5×22: Authorship and Seriality

The metareferential equation between the Supernatural books and the show frames the latter as a single-authored entity. As such, when the author of Supernatural disappears at the end of “Swan Song,” we are inevitably left wondering how the story can continue. If there is no author, from where can the narrative issue? This absence forces us to consider the show beyond the constraints of a series of novels, a medium generally consisting of a single-authored narrative, and to think about it as a serial TV show.
Of course, the show has never figured itself as a series of novels in a literal sense—it knows it’s a show, and it tells us that. For example, in the episode “Changing Channels” (5×8), the archangel Gabriel (Richard Speight Jr.) forces Sam and Dean to “play their roles” in a variety of television genres to encourage them to “play their roles” as the vessels of Lucifer and Michael, respectively, in the larger apocalyptic narrative.

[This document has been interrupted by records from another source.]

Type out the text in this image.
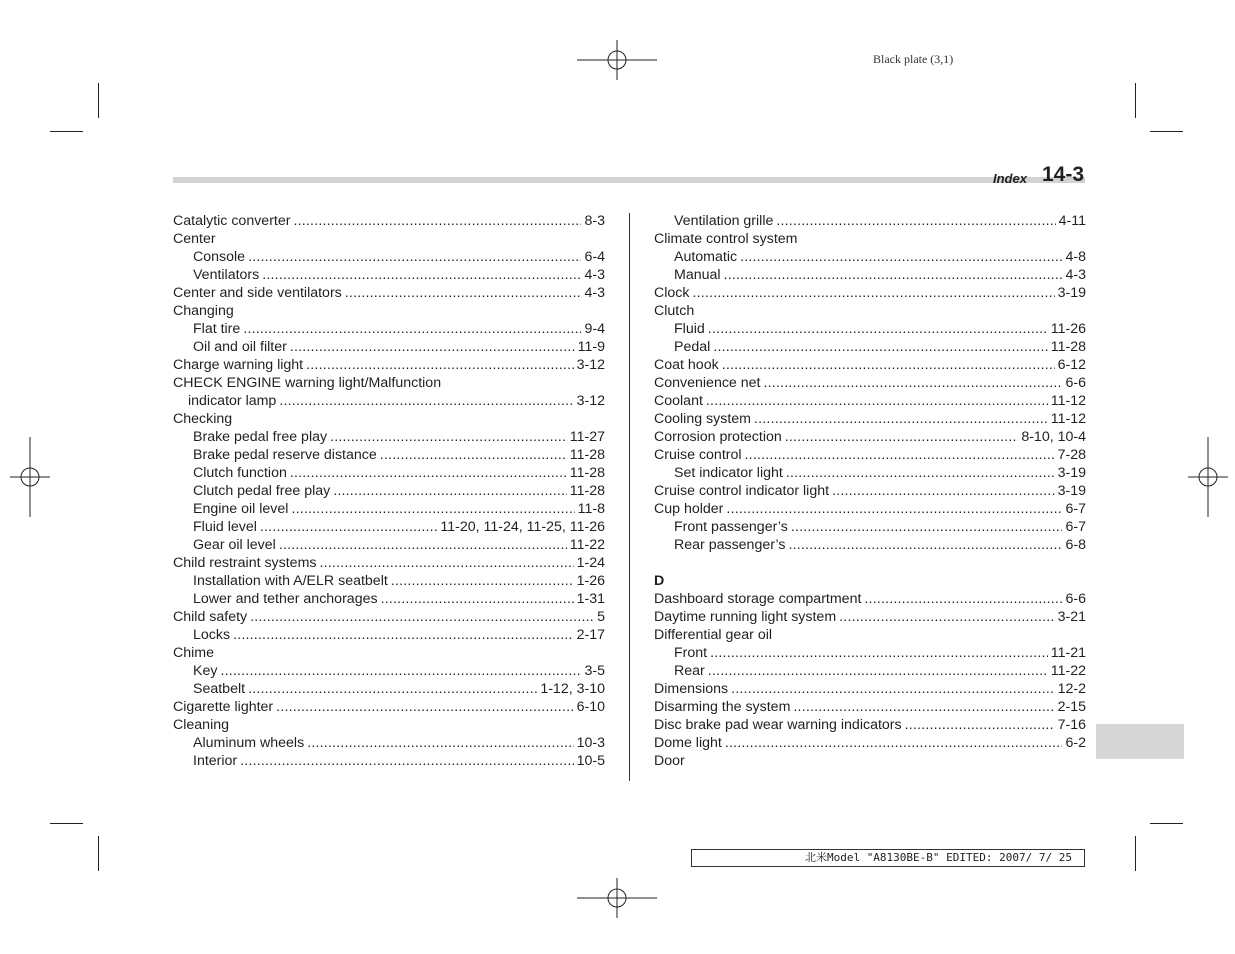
Black plate (3,1)
Index 14-3
Catalytic converter .....	8-3
Center
Console .....	6-4
Ventilators .....	4-3
Center and side ventilators .....	4-3
Changing
Flat tire .....	9-4
Oil and oil filter .....	11-9
Charge warning light .....	3-12
CHECK ENGINE warning light/Malfunction
indicator lamp .....	3-12
Checking
Brake pedal free play .....	11-27
Brake pedal reserve distance .....	11-28
Clutch function .....	11-28
Clutch pedal free play .....	11-28
Engine oil level .....	11-8
Fluid level .....	11-20, 11-24, 11-25, 11-26
Gear oil level .....	11-22
Child restraint systems .....	1-24
Installation with A/ELR seatbelt .....	1-26
Lower and tether anchorages .....	1-31
Child safety .....	5
Locks .....	2-17
Chime
Key .....	3-5
Seatbelt .....	1-12, 3-10
Cigarette lighter .....	6-10
Cleaning
Aluminum wheels .....	10-3
Interior .....	10-5
Ventilation grille .....	4-11
Climate control system
Automatic .....	4-8
Manual .....	4-3
Clock .....	3-19
Clutch
Fluid .....	11-26
Pedal .....	11-28
Coat hook .....	6-12
Convenience net .....	6-6
Coolant .....	11-12
Cooling system .....	11-12
Corrosion protection .....	8-10, 10-4
Cruise control .....	7-28
Set indicator light .....	3-19
Cruise control indicator light .....	3-19
Cup holder .....	6-7
Front passenger’s .....	6-7
Rear passenger’s .....	6-8
D
Dashboard storage compartment .....	6-6
Daytime running light system .....	3-21
Differential gear oil
Front .....	11-21
Rear .....	11-22
Dimensions .....	12-2
Disarming the system .....	2-15
Disc brake pad wear warning indicators .....	7-16
Dome light .....	6-2
Door
北米Model "A8130BE-B" EDITED: 2007/ 7/ 25
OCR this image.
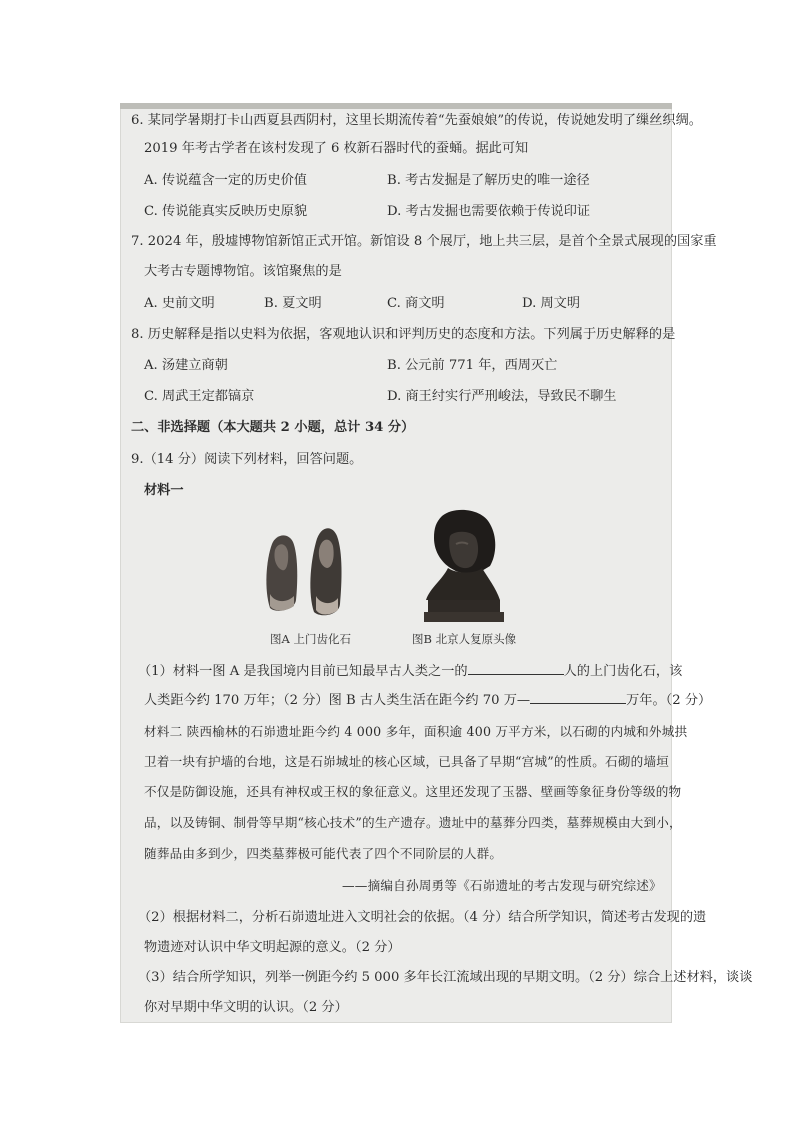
6. 某同学暑期打卡山西夏县西阴村，这里长期流传着“先蚕娘娘”的传说，传说她发明了缫丝织绸。
2019 年考古学者在该村发现了 6 枚新石器时代的蚕蛹。据此可知
A. 传说蕴含一定的历史价值	B. 考古发掘是了解历史的唯一途径
C. 传说能真实反映历史原貌	D. 考古发掘也需要依赖于传说印证
7. 2024 年，殷墟博物馆新馆正式开馆。新馆设 8 个展厅，地上共三层，是首个全景式展现的国家重
大考古专题博物馆。该馆聚焦的是
A. 史前文明	B. 夏文明	C. 商文明	D. 周文明
8. 历史解释是指以史料为依据，客观地认识和评判历史的态度和方法。下列属于历史解释的是
A. 汤建立商朝	B. 公元前 771 年，西周灭亡
C. 周武王定都镐京	D. 商王纣实行严刑峻法，导致民不聊生
二、非选择题（本大题共 2 小题，总计 34 分）
9.（14 分）阅读下列材料，回答问题。
材料一
图A 上门齿化石	图B 北京人复原头像
（1）材料一图 A 是我国境内目前已知最早古人类之一的	人的上门齿化石，该
人类距今约 170 万年；（2 分）图 B 古人类生活在距今约 70 万—	万年。（2 分）
材料二 陕西榆林的石峁遗址距今约 4 000 多年，面积逾 400 万平方米，以石砌的内城和外城拱
卫着一块有护墙的台地，这是石峁城址的核心区域，已具备了早期“宫城”的性质。石砌的墙垣
不仅是防御设施，还具有神权或王权的象征意义。这里还发现了玉器、壁画等象征身份等级的物
品，以及铸铜、制骨等早期“核心技术”的生产遗存。遗址中的墓葬分四类，墓葬规模由大到小，
随葬品由多到少，四类墓葬极可能代表了四个不同阶层的人群。
——摘编自孙周勇等《石峁遗址的考古发现与研究综述》
（2）根据材料二，分析石峁遗址进入文明社会的依据。（4 分）结合所学知识，简述考古发现的遗
物遗迹对认识中华文明起源的意义。（2 分）
（3）结合所学知识，列举一例距今约 5 000 多年长江流域出现的早期文明。（2 分）综合上述材料，谈谈
你对早期中华文明的认识。（2 分）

And yet, the show’s primary metareference to authorship with regards to the brothers’ story is the single-authored book series. By placing the show in the context of these two genres, it reveals an internal tension between the notion of authorship that Chuck represents (and that Kripke envisions through his “five-year plan”) and the radically different processes of production and consumption that characterize a serial television show.

Frank Kelleter provides a helpful framework through which to conceptualize seriality. Popular seriality, he argues, derives from the tension between the “two basic impulses of storytelling—the satisfaction of conclusion and the appeal of renewal” (9). He proposes five related definitions through which to understand popular series in relation to these impulses, two of which are particularly relevant to our discussion. First, popular series are distinct from the “work or oeuvre” in that they are “open” rather than “finished,” and they can be conceptualized as “evolving narratives” because their processes of production and reception “are intertwined in a feedback loop” (12-13). In other words, episodes are produced, released, and received by audiences, who then provide feedback, which then influences the production of the following installment, and so on and so forth. As a result, “serial audiences…become involved in a narrative’s progress” (13).
We see this play out most obviously in Supernatural through the show’s metareferences to its fans, through characters like Becky (Emily Perkins) and Chuck and through engagement with “slash fans” like in “The Monster at the End of This Book.” This notion of a production/reception feedback loop, then, poses a challenge to the idea of a singular author constructing the “complete” narrative from the beginning. Instead, it suggests that popular series like Supernatural are “moving targets,” their narrative trajectories shifting as they receive feedback from fans and the market (14).

Second, Kelleter contends that popular series must simultaneously “always project a finished story-text,” or an ending on the horizon, while ensuring that the “actuality of compositional finish…remain[s] inaccessible” (17). In other words, the show must have a strong enough narrative thrust toward a conclusion while preventing us from ever reaching that conclusion because then the series would end and no longer make money. As such, it takes on a “recursive character”: it engages in the “continual readjustment of possible continuations to already established information” (17). In “Swan Song,” we see this impulse at work: even as the “five-year plan” comes to an end, the show alludes to a new continuation of the narrative by bringing Sam back from Hell, thus enticing viewers to keep watching to see how that happened and what will be in store for the boys next. Chuck’s final line (“But then again, nothing ever really ends, does it?”) signals this internal tension—ensuring a satisfying conclusion while suggesting the possibility for the narrative’s continuation.
Chuck’s character, and his disappearance at the end of season 5, then, makes visible the underlying tensions between the notion of a single-authored, self-contained narrative and the ongoing, recursive processes of production and reception that characterize a popular (television) series. This tension challenges the singular dominance of the God-Author figure who plans and controls the narrative from a spatiotemporal distance, suggesting instead that the narrative is shaped in real-time through the engagement between various actors, which is further emphasized in episodes like “The French Mistake” (6×15). As such, seriality suggests the possibility of more narrative freedom, perhaps at the expense of coherence or consistency at times.
And yet, Chuck’s character, as the voice of God one way or another, suggests that the show is fundamentally troubled by this unstable narrative condition—“Swan Song” sides thematically with free will, but the narrative determinacy and closure that characterizes its progression suggests otherwise. As such, the show, up to this point, seems unsure about its own answer to Castiel’s question: “What would you rather have: peace or freedom?”